夜、ちゃんと寝たいだけなのに。眠れない私が少しラクになる話
「え、これ自分のことだ……」
布団に入った瞬間、なぜか頭だけが急に会議を始める。
今日言われた何気ない一言。返信できていないLINE。明日の予定。将来のこと。婚活のこと。肌荒れのこと。
昼間はあんなに眠かったのに、夜になると目が冴える。
スマホを見ない方がいいと分かっているのに、気づけばInstagramを開いて、誰かの充実した日常を見て、さらに心がザワザワする。
眠りたい。
ただ、ちゃんと眠りたいだけなのに。
睡眠って、ただ体を休める時間ではなくて、心の散らかった引き出しをそっと閉じる時間なのかもしれません。
眠れない夜は、心がサボっているんじゃなくて頑張りすぎている
「早く寝なきゃ」と思えば思うほど、眠れなくなる夜があります。
でもそれは、あなたの心が弱いからではありません。
むしろ、日中ずっと気を張って頑張ってきた証拠。
仕事では笑顔で対応して、家に帰っても家事をして、SNSでは人と比べて、未来のことまで考えてしまう。
そりゃあ、心も「ちょっと整理させて」と夜中に話しかけてきます。
眠る前のスマホは“小さな夜更かし泥棒”
寝る前のスマホって、まるで冷蔵庫の中のプリンみたいです。
「ちょっとだけ」のつもりが、気づけばしっかり時間を奪われています。
特にSNSは、眠る前の心には刺激が強め。
・友人の結婚報告
・誰かの楽しそうな旅行
・美容アカウントの完璧な肌
・仕事で成功している人の投稿
見るつもりがなくても、心が勝手に比べてしまうんですよね。
だから、まずは完璧にスマホ断ちしなくて大丈夫。
おすすめは「寝る15分前だけスマホを置く」こと。
いきなり1時間は無理でも、15分ならできそうじゃないですか?
その15分で、温かいお茶を飲む。ハンドクリームを塗る。
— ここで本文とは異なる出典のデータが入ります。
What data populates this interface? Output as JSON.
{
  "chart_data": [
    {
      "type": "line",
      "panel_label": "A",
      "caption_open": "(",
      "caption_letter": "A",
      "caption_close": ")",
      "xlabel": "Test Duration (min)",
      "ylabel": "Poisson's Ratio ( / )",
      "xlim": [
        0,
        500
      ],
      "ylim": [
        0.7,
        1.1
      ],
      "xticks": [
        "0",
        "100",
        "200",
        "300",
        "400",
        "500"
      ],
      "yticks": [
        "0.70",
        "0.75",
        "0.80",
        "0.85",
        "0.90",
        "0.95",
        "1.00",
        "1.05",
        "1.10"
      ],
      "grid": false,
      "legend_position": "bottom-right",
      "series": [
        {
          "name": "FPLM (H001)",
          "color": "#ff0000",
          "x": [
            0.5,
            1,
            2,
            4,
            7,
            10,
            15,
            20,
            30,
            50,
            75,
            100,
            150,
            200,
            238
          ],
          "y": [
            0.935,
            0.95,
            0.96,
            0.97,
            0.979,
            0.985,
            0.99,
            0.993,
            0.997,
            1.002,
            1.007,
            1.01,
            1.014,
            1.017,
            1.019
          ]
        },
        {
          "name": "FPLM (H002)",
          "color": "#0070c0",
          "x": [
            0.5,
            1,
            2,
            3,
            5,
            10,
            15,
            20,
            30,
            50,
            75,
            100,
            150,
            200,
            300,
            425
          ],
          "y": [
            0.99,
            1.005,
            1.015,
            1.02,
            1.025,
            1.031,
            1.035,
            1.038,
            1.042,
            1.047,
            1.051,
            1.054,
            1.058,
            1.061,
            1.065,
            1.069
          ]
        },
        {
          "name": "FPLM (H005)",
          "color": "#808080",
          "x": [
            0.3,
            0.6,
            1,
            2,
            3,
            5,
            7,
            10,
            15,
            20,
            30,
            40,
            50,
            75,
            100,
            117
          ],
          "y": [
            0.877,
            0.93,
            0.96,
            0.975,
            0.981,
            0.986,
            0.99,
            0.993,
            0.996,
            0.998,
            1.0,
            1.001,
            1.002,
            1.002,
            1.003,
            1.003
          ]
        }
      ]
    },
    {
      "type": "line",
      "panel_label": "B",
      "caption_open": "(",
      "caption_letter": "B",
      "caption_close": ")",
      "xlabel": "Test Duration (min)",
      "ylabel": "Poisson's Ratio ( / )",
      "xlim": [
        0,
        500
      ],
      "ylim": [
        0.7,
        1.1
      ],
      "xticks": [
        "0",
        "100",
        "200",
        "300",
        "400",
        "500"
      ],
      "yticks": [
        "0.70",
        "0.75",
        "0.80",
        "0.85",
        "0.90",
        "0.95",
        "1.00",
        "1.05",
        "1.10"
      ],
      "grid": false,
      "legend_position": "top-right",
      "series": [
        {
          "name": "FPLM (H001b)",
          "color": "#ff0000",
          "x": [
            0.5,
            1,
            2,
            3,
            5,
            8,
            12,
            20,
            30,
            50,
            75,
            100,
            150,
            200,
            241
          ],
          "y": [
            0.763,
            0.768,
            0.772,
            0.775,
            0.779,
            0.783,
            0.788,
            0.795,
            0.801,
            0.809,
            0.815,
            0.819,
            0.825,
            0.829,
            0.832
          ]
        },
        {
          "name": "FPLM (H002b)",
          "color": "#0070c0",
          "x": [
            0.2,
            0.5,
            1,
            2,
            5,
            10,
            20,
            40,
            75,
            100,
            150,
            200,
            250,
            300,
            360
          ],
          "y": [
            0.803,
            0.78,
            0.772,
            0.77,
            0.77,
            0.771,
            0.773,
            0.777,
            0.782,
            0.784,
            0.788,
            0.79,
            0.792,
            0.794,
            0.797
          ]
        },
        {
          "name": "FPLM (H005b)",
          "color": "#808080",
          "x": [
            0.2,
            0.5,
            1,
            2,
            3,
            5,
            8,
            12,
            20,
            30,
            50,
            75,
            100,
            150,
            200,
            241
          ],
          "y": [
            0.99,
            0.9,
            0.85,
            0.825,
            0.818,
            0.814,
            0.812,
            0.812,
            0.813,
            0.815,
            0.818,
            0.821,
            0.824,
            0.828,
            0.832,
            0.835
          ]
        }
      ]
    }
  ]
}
明日の服を決める。
スマホを見ない時間は、情報を減らす時間ではなく、自分に戻る時間です。
頭の中のモヤモヤは“紙に逃がす”と眠りやすい
眠れない夜ほど、考えごとが頭の中でぐるぐるします。
「あの時、変なこと言ったかな」
「明日ちゃんと起きられるかな」
「このままでいいのかな」
そんな時は、ノートでもメモ帳でもいいので、頭の中にある言葉を書き出してみてください。
きれいに書かなくて大丈夫です。
文章になっていなくても大丈夫。
たとえば、
・今日ちょっと疲れた
・あの人の言い方が気になった
・本当はもっと褒められたかった
・明日は朝ごはんをちゃんと食べたい
このくらいで十分です。
不思議なもので、頭の中にある時は巨大な悩みに見えても、紙に書くと「あれ、意外と小さいかも」と思えることがあります。
心の中の荷物を、いったんテーブルに置く。
それだけで、眠りの入口が少し近づきます。
寝る前のルーティンは“自分へのおやすみ合図”
眠れる人は、特別な才能があるわけではありません。
ただ、体に「そろそろ寝るよ」と教えるのが上手なのだと思います。
たとえば、
・部屋の照明を少し暗くする
・白湯を飲む
・好きな香りのクリームを塗る
・ゆったりしたパジャマに着替える
・明日の不安をひとつだけメモする
こういう小さな行動が、眠る前のスイッチになります。
大事なのは、立派なナイトルーティンを作ることではありません。
誰かに見せるための丁寧な暮らしじゃなくて、自分が安心するための小さな習慣でいいんです。
疲れている日は、顔を洗って布団に入れただけで100点。
パジャマに着替えられたら120点。
スマホを少し早く置けたら、もう拍手です。
眠れない夜に必要なのは、根性ではなく「安心」です。
眠りは、自分を責めながら迎えるものではなく、
「今日もいろいろあったけど、よくやったね」と声をかけながら迎えるもの。
完璧な一日じゃなくてもいい。
ちゃんと頑張れなかった日があってもいい。
誰かと比べて落ち込んだ夜も、あなたが今日を生きたことには変わりありません。
まずは今夜、寝る前の15分だけスマホを置いてみませんか。
そして、温かい飲み物をひと口飲んで、心の中でこう言ってみてください。
「今日はここまでで大丈夫」
眠れない夜は、あなたを責める時間ではなく、あなたをそっと回復させる時間です。
今夜の自分に、少しだけやさしくしてあげましょう。